Maßgeblich für diese inhaltliche Entwicklung zeichnet das Büro Knollconsult Umweltplanung verantwortlich, das nicht nur an der beschriebenen Ideenfindung und der Auslobung des städtebaulichen Wettbewerbs beteiligt war, sondern auch mit der Planung des fünf Hektar großen Sees beauftragt wurde. Der Realisierung liegt ein umweltorientiertes Baumanagement zugrunde, im Zuge dessen durch systemische Ansätze über einen Zeitraum von drei Jahren ein ökologisch resilienter Erholungsraum geschaffen wurde. Gemeinsam mit der Planung des Seeparks durch die ARGE Lavaland Treibhaus Landschaftsarchitektur konnten übergeordnete, landschaftsräumliche Zusammenhänge, ein tiefgreifendes Ökosystem und eine starke landschaftliche Identität für das Quartier geschaffen werden. Bei diesem Projekt ist die starke freiraumgeleitete Positionierung hervorzuheben, dank der – von der städtebaulichen Entwicklungsphase bis zur objektplanenden Ebene – durchgängig mit landschaftsarchitektonischer Kompetenz gearbeitet wurde.

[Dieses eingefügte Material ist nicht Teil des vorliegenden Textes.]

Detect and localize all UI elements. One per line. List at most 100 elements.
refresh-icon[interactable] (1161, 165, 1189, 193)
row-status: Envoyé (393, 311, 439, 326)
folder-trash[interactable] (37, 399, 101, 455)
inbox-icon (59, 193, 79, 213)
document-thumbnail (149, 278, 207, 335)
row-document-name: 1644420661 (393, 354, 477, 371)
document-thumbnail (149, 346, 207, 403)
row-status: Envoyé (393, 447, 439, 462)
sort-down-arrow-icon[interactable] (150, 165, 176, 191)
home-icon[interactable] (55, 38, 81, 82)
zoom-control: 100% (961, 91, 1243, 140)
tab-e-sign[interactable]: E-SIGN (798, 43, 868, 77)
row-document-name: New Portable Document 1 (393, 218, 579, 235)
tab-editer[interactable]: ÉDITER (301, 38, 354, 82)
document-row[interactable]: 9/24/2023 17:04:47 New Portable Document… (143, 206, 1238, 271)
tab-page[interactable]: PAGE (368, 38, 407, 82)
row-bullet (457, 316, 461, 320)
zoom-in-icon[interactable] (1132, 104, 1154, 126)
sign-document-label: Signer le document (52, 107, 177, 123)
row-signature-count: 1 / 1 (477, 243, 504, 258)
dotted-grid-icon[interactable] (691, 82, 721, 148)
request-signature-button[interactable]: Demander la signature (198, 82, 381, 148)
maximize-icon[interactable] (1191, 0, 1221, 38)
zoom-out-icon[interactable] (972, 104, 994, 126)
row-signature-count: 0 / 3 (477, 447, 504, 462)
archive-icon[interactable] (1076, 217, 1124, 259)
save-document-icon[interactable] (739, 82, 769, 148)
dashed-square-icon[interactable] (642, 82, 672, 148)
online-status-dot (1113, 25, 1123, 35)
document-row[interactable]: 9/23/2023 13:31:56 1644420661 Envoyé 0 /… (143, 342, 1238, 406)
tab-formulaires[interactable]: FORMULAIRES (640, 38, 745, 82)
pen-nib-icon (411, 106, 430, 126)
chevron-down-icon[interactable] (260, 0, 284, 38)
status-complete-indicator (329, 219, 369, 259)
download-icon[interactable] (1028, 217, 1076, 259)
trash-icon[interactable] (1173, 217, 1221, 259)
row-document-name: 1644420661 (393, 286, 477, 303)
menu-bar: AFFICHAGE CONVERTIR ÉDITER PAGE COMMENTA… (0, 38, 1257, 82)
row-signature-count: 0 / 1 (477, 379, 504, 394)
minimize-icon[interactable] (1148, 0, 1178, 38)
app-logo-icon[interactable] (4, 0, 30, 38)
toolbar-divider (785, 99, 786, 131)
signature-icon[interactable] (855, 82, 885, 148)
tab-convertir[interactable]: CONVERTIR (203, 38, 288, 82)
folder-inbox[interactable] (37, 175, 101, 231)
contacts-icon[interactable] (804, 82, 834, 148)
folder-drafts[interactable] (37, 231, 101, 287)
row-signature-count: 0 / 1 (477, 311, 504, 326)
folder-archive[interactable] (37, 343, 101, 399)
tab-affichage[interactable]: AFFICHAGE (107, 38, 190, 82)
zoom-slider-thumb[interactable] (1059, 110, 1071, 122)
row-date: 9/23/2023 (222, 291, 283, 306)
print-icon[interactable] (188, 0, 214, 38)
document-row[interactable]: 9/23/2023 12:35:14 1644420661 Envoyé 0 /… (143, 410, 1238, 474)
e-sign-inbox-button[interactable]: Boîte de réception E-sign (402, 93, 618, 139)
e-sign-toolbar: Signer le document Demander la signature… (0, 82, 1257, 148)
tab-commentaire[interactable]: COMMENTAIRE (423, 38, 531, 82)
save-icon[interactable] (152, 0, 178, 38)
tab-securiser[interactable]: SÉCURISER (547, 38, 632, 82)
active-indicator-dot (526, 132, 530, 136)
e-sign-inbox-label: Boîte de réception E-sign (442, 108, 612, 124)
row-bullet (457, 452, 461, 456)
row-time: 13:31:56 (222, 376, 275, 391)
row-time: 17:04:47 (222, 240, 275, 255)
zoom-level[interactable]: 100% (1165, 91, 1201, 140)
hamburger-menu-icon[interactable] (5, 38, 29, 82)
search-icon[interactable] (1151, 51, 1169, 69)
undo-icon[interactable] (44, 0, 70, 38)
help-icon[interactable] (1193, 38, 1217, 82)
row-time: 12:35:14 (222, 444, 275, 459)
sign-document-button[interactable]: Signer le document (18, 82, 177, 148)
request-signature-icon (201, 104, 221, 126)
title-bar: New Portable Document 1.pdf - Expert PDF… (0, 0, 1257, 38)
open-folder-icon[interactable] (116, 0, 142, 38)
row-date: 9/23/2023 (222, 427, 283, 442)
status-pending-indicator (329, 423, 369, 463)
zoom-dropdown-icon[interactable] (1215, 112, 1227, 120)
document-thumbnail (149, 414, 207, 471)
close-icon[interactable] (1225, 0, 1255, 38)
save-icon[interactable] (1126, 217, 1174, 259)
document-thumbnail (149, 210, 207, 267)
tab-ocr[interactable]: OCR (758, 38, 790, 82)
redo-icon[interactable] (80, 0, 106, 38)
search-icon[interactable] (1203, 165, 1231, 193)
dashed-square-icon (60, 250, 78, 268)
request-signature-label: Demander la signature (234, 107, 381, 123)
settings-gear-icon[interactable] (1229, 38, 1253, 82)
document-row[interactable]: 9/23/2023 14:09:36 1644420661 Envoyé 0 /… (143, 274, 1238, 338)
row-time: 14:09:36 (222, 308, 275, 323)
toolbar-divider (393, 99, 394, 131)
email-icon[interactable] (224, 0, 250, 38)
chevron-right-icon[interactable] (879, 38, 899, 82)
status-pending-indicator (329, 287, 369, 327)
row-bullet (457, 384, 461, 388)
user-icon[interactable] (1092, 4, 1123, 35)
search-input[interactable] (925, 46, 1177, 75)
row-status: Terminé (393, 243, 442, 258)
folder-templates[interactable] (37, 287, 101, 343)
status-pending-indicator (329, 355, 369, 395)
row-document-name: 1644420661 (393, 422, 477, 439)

Im aktuellen Wiener Planungsgeschehenbefinden sich derzeit zwei städtebaulich interessante Landschaftsprojekte in Umsetzung, bei denen räumlich und ökologiebasiert mit großmaßstäblichen, landschaftlichen Gegebenheiten gearbeitet wurde. Die Wiener Quartierentwicklung im Donaufeld versucht mit einem ambitionierten elf Hektar großen Grünzug Stadtklima zu schaffen (Querkraft Architekten, Stadtland). Und auf dem Gelände des ehemaligen Nordbahnhofshat Studiovlay ein städtebauliches Konzepte entwickelt, das durch erhebliche bauliche Verdichtung am Rand des Planungsgebietes in der Mitte einen zwölf Hektar großen Landschaftsraum freispielt.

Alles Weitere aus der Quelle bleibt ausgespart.